The partition boundaries might have been computed by:

A previous PARTITION step, in which case the PARTITION_START and PARTITION_STOP column values replicate the values present in the PARTITION step, and the PARTITION_ID contains the ID of the PARTITION step. Possible values for PARTITION_START and PARTITION_STOP are NUMBER(n), KEY, and INVALID.

The TABLE ACCESS or INDEX step itself, in which case the PARTITION_ID contains the ID of the step. Possible values for PARTITION_START and PARTITION_STOP are NUMBER(n), KEY, ROW REMOVE_LOCATION (TABLE ACCESS only), and INVALID.

TRANSPOSE

Operation evaluating a PIVOT operation by transposing the results of GROUP BY to produce the final pivoted data.

UNION

Operation accepting two sets of rows and returns the union of the sets, eliminating duplicates.

UNPIVOT

Operation that rotates data from columns into rows.

VIEW

Operation performing a view's query and then returning the resulting rows to another operation.

7.3 DISTRIBUTION Column of PLAN_TABLE

The DISTRIBUTION column indicates the method used to distribute rows from producer query servers to consumer query servers.

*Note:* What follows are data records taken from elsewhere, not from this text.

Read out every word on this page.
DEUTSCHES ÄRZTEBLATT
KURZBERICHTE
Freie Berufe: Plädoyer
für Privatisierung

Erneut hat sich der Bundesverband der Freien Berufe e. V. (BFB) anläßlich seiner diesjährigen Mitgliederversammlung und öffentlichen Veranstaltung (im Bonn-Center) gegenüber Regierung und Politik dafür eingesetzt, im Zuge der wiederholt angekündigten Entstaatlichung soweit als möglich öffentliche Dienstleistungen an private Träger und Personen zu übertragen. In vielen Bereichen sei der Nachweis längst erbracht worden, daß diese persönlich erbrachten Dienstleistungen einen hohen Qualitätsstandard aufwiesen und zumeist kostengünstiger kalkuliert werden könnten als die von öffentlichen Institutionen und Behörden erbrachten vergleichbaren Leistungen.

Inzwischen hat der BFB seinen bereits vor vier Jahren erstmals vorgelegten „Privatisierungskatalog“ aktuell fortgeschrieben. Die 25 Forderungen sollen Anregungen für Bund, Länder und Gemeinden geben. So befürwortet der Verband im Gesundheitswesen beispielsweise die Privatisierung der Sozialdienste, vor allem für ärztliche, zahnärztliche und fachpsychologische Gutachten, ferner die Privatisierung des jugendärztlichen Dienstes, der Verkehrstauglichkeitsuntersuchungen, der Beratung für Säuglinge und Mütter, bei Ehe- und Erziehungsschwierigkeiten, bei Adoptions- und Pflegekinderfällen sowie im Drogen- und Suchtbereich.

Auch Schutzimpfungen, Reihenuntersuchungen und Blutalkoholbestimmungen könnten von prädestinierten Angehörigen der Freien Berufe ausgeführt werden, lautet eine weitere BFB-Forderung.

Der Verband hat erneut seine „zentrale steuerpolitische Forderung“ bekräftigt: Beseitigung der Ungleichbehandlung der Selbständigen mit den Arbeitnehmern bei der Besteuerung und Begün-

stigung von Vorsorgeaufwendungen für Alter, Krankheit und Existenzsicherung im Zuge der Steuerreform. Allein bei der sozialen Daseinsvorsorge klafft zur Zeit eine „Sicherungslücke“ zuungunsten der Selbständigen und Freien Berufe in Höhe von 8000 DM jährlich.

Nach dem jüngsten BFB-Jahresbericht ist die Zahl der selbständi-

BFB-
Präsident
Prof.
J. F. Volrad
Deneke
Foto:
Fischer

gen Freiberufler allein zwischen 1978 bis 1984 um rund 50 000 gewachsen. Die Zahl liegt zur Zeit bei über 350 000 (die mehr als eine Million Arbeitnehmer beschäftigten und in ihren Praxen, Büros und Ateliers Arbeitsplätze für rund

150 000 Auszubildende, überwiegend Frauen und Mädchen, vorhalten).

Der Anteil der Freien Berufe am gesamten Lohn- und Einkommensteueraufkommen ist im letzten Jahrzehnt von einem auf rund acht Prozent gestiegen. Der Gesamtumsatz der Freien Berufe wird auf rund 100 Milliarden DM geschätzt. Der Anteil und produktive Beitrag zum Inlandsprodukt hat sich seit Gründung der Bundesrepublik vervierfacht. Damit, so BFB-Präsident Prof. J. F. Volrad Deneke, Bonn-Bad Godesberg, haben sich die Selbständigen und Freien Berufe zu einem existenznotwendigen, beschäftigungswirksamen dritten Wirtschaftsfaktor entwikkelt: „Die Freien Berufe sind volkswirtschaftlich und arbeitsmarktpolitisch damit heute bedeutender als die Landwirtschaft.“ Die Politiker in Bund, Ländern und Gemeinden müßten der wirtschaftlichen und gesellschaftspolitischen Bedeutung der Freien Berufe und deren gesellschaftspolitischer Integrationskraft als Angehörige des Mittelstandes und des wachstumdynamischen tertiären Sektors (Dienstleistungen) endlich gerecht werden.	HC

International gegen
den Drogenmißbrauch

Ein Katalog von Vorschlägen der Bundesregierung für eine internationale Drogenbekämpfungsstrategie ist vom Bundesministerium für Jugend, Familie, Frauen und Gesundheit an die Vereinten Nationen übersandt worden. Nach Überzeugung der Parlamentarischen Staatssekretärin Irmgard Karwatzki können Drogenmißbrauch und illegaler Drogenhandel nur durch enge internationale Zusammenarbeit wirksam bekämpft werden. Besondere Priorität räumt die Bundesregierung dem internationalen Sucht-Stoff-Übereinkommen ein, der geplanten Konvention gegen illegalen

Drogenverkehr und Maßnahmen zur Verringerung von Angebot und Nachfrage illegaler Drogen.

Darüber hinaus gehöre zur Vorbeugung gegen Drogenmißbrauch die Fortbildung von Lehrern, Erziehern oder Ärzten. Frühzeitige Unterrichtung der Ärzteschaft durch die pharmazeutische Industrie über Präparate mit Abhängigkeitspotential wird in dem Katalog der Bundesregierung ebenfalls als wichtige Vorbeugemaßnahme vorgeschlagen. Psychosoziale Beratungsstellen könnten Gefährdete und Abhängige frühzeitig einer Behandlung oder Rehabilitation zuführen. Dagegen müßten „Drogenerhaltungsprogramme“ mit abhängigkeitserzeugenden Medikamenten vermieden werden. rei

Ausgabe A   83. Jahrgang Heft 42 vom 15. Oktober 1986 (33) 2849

Table 7-3 Values of DISTRIBUTION Column of the PLAN_TABLE

DISTRIBUTION Text Description

PARTITION (ROWID)

Maps rows to query servers based on the partitioning of a table or index using the rowid of the row to UPDATE/DELETE.

PARTITION (KEY)

Maps rows to query servers based on the partitioning of a table or index using a set of columns. Used for partial partition-wise join, PARALLEL INSERT, CREATE TABLE AS SELECT of a partitioned table, and CREATE PARTITIONED GLOBAL INDEX.

HASH

Maps rows to query servers using a hash function on the join key. Used for PARALLEL JOIN or PARALLEL GROUP BY.

RANGE

Maps rows to query servers using ranges of the sort key. Used when the statement contains an ORDER BY clause.

ROUND-ROBIN

Randomly maps rows to query servers.

BROADCAST

Broadcasts the rows of the entire table to each query server. Used for a parallel join when one table is very small compared to the other.

QC (ORDER)

The QC consumes the input in order, from the first to the last query server. Used when the statement contains an ORDER BY clause.

QC (RANDOM)

The QC consumes the input randomly. Used when the statement does not have an ORDER BY clause.